El Real Madrid naufragó en Da Luz con una derrota que va mucho más allá del 4-2: el Benfica le sacó de la élite europea de esta Champions y dejó claro que, quizá, Xabi Alonso no era tan malo como algunos quisieron vender.

El partido empezó con un espejismo perfecto: Mbappé adelantó al Madrid a la media hora y durante unos minutos pareció que el equipo de Arbeloa tenía el control emocional del choque. Pero el Benfica olió sangre en cada duda blanca; Schjelderup empató antes del descanso y Pavlidis, desde el punto de penalti en el añadido, dio la vuelta al marcador y desnudó las viejas inseguridades defensivas que este Madrid nunca ha terminado de corregir.

La segunda parte fue el retrato de un equipo partido en dos: arriba, talento a ráfagas; atrás, un castillo de naipes. Schjelderup firmó el 3-1 y, aunque Mbappé volvió a aparecer para poner el 3-2 y alimentar la esperanza, el Madrid nunca dio sensación real de control. Los números delatan la hecatombe: 23 remates del Benfica por 16 del Madrid, menos posesión para los portugueses pero mucha más claridad en cada llegada, y una sensación permanente de que cada transición local era una ocasión de gol.

La recta final convirtió la noche en pesadilla: primero cayó expulsado Asencio y después Rodrygo, en un tramo en el que el Madrid perdió la cabeza y el Benfica olió la oportunidad de cerrar una victoria histórica.
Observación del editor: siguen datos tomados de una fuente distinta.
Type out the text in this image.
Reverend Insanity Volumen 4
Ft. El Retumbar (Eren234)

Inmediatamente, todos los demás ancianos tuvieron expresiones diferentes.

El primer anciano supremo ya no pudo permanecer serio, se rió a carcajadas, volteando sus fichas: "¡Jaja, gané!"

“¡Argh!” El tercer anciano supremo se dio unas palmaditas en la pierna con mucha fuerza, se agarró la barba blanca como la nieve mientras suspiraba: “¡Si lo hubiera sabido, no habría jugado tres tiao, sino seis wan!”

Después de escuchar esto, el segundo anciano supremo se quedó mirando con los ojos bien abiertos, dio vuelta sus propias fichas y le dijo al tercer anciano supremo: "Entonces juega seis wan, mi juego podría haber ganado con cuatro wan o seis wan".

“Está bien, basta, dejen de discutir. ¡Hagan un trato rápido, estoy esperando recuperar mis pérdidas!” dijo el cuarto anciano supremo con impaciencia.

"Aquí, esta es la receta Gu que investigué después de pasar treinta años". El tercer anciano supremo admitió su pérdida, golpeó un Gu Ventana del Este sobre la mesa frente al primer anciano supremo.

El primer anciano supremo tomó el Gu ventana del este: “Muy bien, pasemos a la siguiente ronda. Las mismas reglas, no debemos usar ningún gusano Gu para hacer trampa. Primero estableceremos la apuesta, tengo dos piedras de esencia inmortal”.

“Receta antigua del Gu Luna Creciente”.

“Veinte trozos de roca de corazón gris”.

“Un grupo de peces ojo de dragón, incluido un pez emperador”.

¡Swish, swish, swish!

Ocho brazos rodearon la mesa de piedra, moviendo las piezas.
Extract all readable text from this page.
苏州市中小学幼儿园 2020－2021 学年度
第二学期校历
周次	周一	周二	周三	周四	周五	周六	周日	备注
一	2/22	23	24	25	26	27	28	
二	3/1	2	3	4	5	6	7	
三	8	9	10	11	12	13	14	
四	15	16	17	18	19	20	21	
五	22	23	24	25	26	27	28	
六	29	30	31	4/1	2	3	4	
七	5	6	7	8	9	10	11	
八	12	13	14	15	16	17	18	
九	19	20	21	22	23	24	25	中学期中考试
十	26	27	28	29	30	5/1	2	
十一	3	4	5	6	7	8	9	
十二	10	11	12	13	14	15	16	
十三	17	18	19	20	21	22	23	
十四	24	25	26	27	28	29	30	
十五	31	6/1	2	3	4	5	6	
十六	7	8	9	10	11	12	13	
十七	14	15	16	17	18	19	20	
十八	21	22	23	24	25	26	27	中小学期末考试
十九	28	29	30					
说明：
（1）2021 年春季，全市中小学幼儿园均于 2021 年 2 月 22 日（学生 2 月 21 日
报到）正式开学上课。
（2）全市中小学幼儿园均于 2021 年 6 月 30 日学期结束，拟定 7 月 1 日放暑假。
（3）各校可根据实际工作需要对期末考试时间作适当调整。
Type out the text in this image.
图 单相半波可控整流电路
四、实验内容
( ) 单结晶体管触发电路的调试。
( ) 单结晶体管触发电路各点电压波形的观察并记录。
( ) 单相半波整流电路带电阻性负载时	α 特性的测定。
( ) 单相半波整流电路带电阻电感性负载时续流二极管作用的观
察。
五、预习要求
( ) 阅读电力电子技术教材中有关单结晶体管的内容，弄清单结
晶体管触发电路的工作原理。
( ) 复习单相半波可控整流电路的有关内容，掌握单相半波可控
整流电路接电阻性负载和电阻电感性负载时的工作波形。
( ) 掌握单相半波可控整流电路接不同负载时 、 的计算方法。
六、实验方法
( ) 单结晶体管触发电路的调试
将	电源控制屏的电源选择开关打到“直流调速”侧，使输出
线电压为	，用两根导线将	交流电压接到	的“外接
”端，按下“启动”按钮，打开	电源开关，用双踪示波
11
El 4-2 definitivo, obra del portero Anatoliy Trubin de cabeza en el 90+8, fue algo más que un gol que clasificaba al conjunto de Mou: fue una humillación simbólica, la imagen de un Madrid descolocado, incapaz de defender ni siquiera una falta lateral en el último suspiro.

Esta derrota llega con una lectura inevitable: el proyecto ha cambiado de cara en el banquillo, pero muchos de los problemas son los mismos. Se le señaló a Xabi Alonso como parte del problema y hoy, viendo a un equipo blando, mal gestionado en los momentos críticos y expulsado del top‑8 europeo, cuesta no pensar que aquel técnico estaba, como mínimo, en el top 3 de soluciones que tenía el club para este vestuario. El Benfica de Mourinho no solo ganó un partido; puso un espejo delante del Madrid y enseñó que el discurso del “reset” se queda vacío si el equipo sigue defendiendo igual de mal, gestionando igual de mal las crisis y dependiendo siempre de que Mbappé lo tape todo.

El Madrid sigue vivo, pero tiene que pasar por una cita previa en dieciseisavos, ante Benfica o Bodo-Glimt par recuperar ese lugar de privilegio que antes daba por descontado. La noche de Lisboa se marcha dejando una certeza incómoda: el problema no era solo de Xabi, y si el club no asume que su supuesto “nuevo ciclo” tiene grietas muy viejas, esta hecatombe en Da Luz puede ser solo el primer aviso serio de un año que aspiraba a todo… y hoy ni siquiera parece tener claro a qué quiere jugar.